To celebrate the role school bus drivers play in the daily lives of Minnesotans, former Gov. Mark Dayton declared the first Minnesota School Bus Driver Appreciation Day in 2017. The tradition carries on this year as Gov. Tim Walz named Feb. 26 School Bus Driver Appreciation Day. Hutchinson Bus Line manager Paul Meyer and Landfair will celebrate by cooking a full breakfast for drivers after their morning routes, followed by a full, catered lunch.
"The school bus driver does not just drive a bus. As though that weren’t enough, they are part of a large 'family,'" Landfair said. "During the route, the driver will have heard from the kids about what happened last night, whose birthday it is today, consoled Suzy or Johnny when they had a bad morning, offered a tissue to the student with that runny nose, reminded the kids to keep their feet out of the aisle and face forward, told someone to not pester the student next to them, might have had to remind some of the kids to keep the noise down, congratulated the student who got a great grade on their paper, told one of the kids how sorry they are that the student’s grandmother was ill and so on."
William Arndt started driving bus 27 years ago. He drove regularly every day for 19 years until Linder Bus Company was sold to Vision Transportation in 2013. In 2017, Hicks Bus Line purchased the Hutchinson branch of Vision Transportation. The name was eventually changed to Hutchinson Bus Lines. During that time, Arndt returned as a substitute driver.
Carol Mons has been driving for nine years. Originally she planned to retire after five years, but she's still at it with no plans to quit. She started driving a full-sized school bus and subbed any time she could. She then started her own route, which took her to Brownton. But when a mini bus special education route opened up, she took the position that she maintains today.

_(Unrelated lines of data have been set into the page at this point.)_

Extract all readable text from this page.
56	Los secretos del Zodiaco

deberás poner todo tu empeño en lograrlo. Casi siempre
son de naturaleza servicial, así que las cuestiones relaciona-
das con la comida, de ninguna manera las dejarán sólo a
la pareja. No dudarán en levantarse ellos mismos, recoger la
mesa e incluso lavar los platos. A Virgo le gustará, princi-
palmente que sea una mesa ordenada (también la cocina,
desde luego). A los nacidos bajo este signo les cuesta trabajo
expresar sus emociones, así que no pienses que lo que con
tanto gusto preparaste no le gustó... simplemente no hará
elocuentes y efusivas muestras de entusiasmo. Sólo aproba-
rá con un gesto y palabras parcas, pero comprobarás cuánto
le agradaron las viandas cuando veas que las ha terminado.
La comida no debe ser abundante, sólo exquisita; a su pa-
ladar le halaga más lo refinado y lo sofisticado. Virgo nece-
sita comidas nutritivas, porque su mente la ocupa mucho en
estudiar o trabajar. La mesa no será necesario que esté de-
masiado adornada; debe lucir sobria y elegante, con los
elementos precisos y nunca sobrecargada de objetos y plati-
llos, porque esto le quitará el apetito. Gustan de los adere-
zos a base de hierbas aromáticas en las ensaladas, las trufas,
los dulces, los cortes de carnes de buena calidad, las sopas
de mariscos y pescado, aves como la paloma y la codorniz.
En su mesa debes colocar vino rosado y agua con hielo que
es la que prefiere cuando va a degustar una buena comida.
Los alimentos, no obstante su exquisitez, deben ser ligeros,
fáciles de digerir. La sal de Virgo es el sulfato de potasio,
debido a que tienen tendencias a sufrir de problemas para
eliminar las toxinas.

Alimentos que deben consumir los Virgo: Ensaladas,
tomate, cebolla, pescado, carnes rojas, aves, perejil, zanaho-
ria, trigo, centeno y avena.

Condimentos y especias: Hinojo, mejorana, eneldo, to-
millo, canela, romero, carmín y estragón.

Both drivers answered a few questions about their job.
What is it about driving bus that has kept you behind the wheel for so many years?

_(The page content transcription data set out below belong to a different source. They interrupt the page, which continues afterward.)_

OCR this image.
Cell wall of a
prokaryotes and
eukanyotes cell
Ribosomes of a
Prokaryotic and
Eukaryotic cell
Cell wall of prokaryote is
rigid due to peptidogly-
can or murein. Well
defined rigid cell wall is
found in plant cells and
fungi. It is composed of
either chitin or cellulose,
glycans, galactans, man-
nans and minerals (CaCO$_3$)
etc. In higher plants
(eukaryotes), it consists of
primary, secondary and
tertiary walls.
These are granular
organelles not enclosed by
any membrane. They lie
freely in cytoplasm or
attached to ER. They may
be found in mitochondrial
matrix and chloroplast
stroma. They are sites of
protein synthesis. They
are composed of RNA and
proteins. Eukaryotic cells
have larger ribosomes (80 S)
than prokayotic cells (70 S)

Arndt: I really love just driving out into the countryside and seeing the beauty of nature and watching the sunrise every morning. I also greet farmers that pass by me with a wave as they head to town for morning coffee or are on their way to their fields in the spring and fall. It just feels good.

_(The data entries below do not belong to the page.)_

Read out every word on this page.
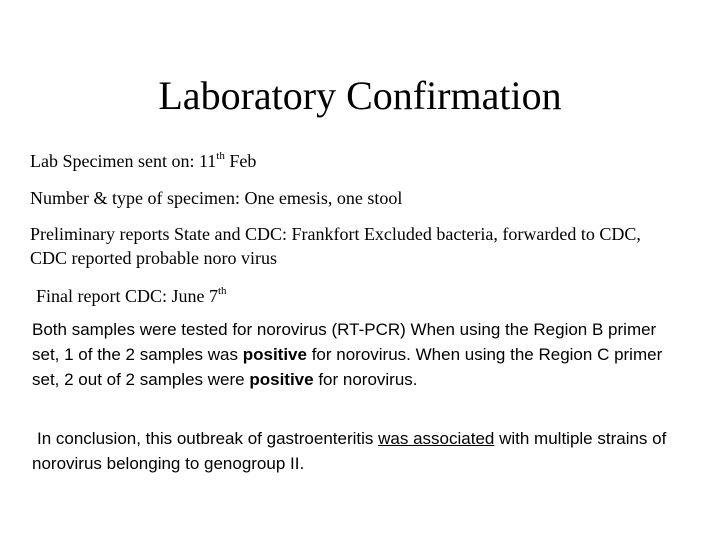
Laboratory Confirmation

Lab Specimen sent on: 11th Feb

Number & type of specimen: One emesis, one stool

Preliminary reports State and CDC: Frankfort Excluded bacteria, forwarded to CDC, CDC reported probable noro virus

Final report CDC: June 7th

Both samples were tested for norovirus (RT-PCR) When using the Region B primer set, 1 of the 2 samples was positive for norovirus. When using the Region C primer set, 2 out of 2 samples were positive for norovirus.

In conclusion, this outbreak of gastroenteritis was associated with multiple strains of norovirus belonging to genogroup II.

Mons: To be honest, it gets me up and out of the house every day. I enjoy the hours, I enjoy the kids and it feels like they are all my grandchildren. And lastly I really enjoy the pay.
Can you share any special or fun stories about interactions with a student or students?
Arndt: I once drove for a family that had a lot of issues with any bus driver that transported their kids to and from school. I took the time to get to know those kids and never had any problems with them. The parents were so grateful that all of the bus reports had stopped. When the kids graduated from high school I was always invited to attend their parties.
Mons: With special ed buses, the routes keep changing all the time and so do the kids. But often when I am sitting at a school ready to drop off kids, past kids will come over to my bus and tell me how much they miss me and want (me) to be their bus driver again. It’s hard because you grow attached to them and miss them just as much.
Do you have any techniques or strategies you use to help kids start their day on a positive note?
Arndt: Say good morning to them and get to know them. Everyone has a story and you don’t know theirs but when you say good morning it starts their day good.
Mons: As the student gets on board, I always say good morning to the student by name and then compliment something they are wearing or bringing on board. The kids seem to respond to that so well and also (it) puts a bright morning smile on their faces.